Les villes d’aujourd’hui n’échappent pas non plus aux obstacles structurels. Entre la nécessité d’équiper des infrastructures parfois centenaires et les lenteurs administratives liées aux nouvelles politiques publiques, la transition vers l’électrique se heurte à des blocages qui rappellent étrangement ceux d’hier.
Mais les freins à l’adoption ne sont pas uniquement d’ordre technique. L’automobile est — et a toujours été — bien plus qu’un outil de déplacement : elle incarne la liberté, le prestige, la puissance. Le moteur à combustion est ancré dans l’imaginaire collectif comme un symbole de progrès. Dès lors, l’hésitation face au VE ne relève pas uniquement de l’angoisse liée à l’autonomie ou au temps de charge, mais aussi d’une culture profondément enracinée.
L’histoire de l’automobile montre que les avancées technologiques seules ne suffisent pas. Ce sont aussi les dynamiques économiques, sociales et politiques qui façonnent l’avenir. Dès les années 1900, l’industrie pétrolière comprenait le potentiel gigantesque d’un marché automobile dominé par l’essence. Le boom pétrolier texan en est l’exemple emblématique : il offrit une source abondante et bon marché de carburant, ainsi qu’une manne financière pour les acteurs du secteur.
Face à cette montée en puissance du lobby pétrolier, les véhicules électriques furent rapidement marginalisés. Le moteur thermique ne dominait pas uniquement les routes : il gagnait également les sphères de pouvoir. Les choix politiques — du développement des routes aux politiques fiscales sur les carburants — furent orientés vers l’essence, rendant encore plus difficile l’essor d’alternatives comme le VE (The Electric Vehicle: Technology and Expectations in the Automobile Age, Gijs Mom, 2004).
Aujourd’hui, la scène semble rejouer le même scénario, avec de nouveaux acteurs mais des dynamiques similaires. Les industries pétrolières et gazières conservent une influence considérable. En 2019, The Guardian révélait que les cinq plus grandes entreprises pétrolières cotées en bourse dépensaient environ 200 millions de dollars par an pour ralentir ou bloquer les politiques climatiques (Revealed: the 20 Firms Behind a Third of All Carbon Emissions, The Guardian, 2019).
Même les constructeurs automobiles traditionnels, pour certains, tardent à s’engager pleinement dans l’électrification, craignant de cannibaliser leurs gammes thermiques encore très lucratives. Le scandale Dieselgate de Volkswagen en 2015 illustre jusqu’où certains peuvent aller pour contourner les normes environnementales (Volkswagen’s Diesel Fraud Makes Critic of Secret Code a Prophet, The New York Times, 2015).
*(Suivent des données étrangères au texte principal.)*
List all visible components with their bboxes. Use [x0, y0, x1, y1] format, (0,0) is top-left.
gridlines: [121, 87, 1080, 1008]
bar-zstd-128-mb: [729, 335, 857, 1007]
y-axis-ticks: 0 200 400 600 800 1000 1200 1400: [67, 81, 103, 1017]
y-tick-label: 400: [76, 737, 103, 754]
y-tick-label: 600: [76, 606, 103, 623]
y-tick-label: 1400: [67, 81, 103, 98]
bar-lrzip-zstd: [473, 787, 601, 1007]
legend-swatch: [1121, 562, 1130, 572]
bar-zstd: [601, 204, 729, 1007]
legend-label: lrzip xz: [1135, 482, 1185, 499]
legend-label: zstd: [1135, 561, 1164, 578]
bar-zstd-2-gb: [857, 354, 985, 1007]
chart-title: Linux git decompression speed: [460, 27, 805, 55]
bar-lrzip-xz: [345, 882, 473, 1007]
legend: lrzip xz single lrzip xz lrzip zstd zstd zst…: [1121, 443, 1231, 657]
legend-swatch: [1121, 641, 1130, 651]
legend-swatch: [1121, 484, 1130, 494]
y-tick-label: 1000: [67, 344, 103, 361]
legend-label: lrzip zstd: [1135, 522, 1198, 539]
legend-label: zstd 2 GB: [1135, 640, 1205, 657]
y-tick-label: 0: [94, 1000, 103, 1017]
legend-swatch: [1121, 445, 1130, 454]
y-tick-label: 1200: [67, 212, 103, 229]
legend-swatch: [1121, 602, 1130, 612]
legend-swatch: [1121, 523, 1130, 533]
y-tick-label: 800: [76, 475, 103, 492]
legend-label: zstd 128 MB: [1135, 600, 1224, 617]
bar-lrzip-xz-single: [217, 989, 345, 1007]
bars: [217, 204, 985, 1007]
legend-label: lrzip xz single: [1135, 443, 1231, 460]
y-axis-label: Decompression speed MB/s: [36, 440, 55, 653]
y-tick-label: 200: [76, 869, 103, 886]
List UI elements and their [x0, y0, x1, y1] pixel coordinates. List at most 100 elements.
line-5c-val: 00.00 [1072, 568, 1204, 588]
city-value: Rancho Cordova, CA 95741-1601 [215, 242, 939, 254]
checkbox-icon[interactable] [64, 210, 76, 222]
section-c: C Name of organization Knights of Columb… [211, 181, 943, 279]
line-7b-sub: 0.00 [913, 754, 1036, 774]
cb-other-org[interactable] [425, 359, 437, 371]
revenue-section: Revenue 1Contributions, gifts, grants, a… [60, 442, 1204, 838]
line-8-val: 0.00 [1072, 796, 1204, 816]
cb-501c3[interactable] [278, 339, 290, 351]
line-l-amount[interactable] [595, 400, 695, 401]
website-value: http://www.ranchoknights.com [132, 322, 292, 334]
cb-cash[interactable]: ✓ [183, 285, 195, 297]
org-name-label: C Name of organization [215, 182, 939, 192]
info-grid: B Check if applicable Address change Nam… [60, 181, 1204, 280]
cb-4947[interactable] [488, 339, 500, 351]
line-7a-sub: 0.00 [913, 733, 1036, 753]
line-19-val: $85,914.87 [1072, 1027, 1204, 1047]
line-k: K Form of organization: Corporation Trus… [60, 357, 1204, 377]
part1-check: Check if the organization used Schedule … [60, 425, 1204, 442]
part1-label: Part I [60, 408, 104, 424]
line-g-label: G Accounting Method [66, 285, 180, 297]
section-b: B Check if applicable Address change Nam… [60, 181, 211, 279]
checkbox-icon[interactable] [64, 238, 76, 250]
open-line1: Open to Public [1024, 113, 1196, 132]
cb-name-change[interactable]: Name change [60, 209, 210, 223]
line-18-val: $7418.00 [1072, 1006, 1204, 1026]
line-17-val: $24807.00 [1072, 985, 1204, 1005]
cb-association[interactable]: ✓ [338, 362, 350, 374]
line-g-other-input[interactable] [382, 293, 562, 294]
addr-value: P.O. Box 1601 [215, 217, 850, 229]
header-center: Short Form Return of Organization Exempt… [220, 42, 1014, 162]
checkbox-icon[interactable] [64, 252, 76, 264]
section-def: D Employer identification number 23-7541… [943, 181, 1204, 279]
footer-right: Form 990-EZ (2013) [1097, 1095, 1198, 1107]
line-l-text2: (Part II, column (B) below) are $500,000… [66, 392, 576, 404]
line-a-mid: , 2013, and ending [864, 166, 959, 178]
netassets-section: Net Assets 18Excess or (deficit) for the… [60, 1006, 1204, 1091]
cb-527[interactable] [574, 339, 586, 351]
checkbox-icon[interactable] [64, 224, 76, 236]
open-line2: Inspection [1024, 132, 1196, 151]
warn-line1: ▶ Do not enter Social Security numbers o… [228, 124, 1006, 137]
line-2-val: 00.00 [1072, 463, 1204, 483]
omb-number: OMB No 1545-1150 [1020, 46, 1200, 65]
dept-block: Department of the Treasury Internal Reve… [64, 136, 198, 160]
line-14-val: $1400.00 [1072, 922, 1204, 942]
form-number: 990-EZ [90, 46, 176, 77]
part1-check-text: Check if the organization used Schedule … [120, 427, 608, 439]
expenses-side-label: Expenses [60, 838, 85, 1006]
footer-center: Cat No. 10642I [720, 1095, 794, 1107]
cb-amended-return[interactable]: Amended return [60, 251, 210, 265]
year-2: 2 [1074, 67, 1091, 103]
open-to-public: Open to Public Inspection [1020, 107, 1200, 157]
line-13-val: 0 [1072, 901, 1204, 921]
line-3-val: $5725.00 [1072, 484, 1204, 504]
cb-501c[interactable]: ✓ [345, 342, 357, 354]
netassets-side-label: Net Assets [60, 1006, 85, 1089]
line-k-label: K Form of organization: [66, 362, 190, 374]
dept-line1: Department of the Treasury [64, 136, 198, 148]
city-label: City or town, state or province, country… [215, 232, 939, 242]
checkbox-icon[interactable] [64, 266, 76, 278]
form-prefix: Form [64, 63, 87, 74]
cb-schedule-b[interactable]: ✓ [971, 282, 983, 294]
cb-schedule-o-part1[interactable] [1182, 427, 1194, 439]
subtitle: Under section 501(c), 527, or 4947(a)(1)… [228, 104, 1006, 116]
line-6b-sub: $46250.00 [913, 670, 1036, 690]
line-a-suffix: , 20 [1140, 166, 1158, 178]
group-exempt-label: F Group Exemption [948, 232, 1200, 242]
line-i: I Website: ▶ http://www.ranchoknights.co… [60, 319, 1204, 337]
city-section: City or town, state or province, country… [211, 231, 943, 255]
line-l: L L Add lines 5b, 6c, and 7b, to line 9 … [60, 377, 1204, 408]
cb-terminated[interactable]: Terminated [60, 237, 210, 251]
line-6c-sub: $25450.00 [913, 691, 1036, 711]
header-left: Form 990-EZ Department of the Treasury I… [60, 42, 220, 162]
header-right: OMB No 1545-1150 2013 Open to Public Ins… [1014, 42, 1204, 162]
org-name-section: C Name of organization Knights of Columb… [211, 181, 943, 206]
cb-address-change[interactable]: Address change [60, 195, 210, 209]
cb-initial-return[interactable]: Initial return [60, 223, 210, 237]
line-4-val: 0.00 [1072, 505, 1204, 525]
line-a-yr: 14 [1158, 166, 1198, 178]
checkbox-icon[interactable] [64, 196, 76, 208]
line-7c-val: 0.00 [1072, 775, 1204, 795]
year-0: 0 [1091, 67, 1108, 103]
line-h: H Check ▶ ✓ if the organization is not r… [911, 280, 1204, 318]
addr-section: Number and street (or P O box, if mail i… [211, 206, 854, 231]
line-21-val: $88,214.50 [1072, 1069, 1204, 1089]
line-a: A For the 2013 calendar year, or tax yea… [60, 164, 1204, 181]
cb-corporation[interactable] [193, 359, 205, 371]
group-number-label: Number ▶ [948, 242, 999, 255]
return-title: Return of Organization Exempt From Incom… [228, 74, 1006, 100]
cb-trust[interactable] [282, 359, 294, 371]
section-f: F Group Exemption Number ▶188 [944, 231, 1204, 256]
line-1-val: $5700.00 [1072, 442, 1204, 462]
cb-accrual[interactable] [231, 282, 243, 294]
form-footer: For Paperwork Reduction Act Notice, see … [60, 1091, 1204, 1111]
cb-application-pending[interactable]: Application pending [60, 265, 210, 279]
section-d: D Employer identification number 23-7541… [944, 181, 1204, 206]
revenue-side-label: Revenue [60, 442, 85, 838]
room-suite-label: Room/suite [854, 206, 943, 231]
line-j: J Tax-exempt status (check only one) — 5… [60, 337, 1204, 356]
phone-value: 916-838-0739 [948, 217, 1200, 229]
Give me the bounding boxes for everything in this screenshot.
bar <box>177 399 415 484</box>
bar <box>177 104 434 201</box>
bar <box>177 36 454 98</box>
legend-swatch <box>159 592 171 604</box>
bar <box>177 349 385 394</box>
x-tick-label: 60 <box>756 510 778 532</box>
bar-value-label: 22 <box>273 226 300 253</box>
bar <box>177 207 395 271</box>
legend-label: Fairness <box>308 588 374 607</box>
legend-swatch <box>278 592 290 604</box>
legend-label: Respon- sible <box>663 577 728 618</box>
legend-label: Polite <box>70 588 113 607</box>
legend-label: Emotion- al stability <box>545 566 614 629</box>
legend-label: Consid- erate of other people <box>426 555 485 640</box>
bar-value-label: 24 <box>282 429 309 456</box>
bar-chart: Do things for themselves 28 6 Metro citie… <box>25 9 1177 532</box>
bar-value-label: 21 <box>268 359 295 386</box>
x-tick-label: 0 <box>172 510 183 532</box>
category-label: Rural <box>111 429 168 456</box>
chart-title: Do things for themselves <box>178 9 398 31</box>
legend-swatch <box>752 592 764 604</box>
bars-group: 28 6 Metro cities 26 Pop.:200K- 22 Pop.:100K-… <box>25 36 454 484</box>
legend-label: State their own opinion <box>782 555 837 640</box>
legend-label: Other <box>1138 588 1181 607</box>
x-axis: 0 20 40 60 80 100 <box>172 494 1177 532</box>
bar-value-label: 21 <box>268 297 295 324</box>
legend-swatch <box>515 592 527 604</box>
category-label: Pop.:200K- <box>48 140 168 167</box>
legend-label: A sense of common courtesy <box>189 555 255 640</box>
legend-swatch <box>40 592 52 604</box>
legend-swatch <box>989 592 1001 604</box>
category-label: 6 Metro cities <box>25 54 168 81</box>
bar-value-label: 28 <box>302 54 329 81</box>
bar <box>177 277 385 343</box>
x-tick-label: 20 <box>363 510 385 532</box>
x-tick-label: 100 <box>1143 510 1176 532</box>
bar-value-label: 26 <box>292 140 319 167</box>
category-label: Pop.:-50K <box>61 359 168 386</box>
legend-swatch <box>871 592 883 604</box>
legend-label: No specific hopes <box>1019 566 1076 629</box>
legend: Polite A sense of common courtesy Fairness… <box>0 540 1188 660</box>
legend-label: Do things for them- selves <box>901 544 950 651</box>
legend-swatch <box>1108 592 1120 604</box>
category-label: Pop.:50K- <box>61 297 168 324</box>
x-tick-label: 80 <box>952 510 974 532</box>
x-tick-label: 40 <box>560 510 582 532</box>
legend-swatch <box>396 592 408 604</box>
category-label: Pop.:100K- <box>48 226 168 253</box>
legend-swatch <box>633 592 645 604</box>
Côté législatif, les ambitions sont parfois freinées par des mesures incohérentes ou mal adaptées : absence de soutien fiscal, normes urbanistiques empêchant l’installation de bornes, tarifs électriques décourageants pour les particuliers…
Tout cela nous montre que la transition vers l’électrique ne dépend pas uniquement de la technologie. Elle repose sur un enchevêtrement complexe de facteurs politiques, économiques et culturels. Si l’histoire nous enseigne une chose, c’est que les innovations ne prospèrent que dans un écosystème favorable.
En 1910, comme en 2025, les enjeux sont profonds. Sortir le véhicule électrique de sa marginalité exige bien plus que des batteries performantes : il faut repenser les rapports de force, les intérêts en jeu, les récits collectifs qui définissent ce que l’on considère comme « progrès ». Ce n’est qu’en abordant l’électrification de manière globale — en comprenant les blocages structurels comme les leviers d’action — que l’on pourra faire entrer le véhicule électrique dans la norme, et non plus dans les notes de bas de page de l’histoire.